1 Top Dividend Stock Is on Sale
Tractor Supply is a reliable dividend payer with a promising future, and recent weakness in the stock could be a gift to long-term investors.

As macroeconomic uncertainty persists, many investors may be looking for resilient businesses likely to hold up well even if a recession rears its ugly head. Dividend stocks with a long track record of dividend growth are usually good options when investors are seeking out companies like this. But investors looking for more resilience in their portfolio shouldn't pick up just any dividend stock. Instead, they should be picky.
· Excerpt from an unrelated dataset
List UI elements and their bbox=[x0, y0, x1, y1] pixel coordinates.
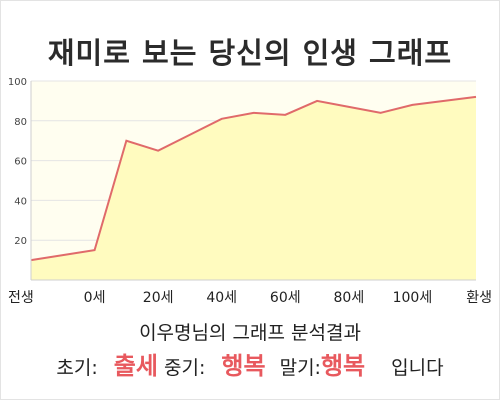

Specifically, investors looking for a good dividend stock for uncertain times should search for a company with a consistent track record of dividend payments, a low payout ratio, and an underlying business unlikely to take a major hit during a recession. Rural lifestyle retailer Tractor Supply (NASDAQ: TSCO) possesses these characteristics.
Let's take a closer look.
Tractor Supply's results for its fourth quarter of 2024 highlight the company's resilience amid a challenging retail environment. Net sales for the quarter increased 3.1% year over year to about $3.8 billion, driven by new store openings and a 0.6% rise in comparable store sales. However, net income decreased 4.6% to $236.4 million, and diluted earnings per share (EPS) declined 3.3% to $0.44, slightly missing analyst expectations. But if you zoom out to the company's full-year 2024 results, you'll see a company that still grew both sales and earnings moderately -- quite an achievement considering the company experienced extraordinary growth during the COVID-19 pandemic and hasn't given those gains back. For the full fiscal year 2024, net sales rose 2.2% to approximately $14.9 billion, with comparable store sales up 0.2%. Diluted EPS for the year increased 1.1% to $2.04.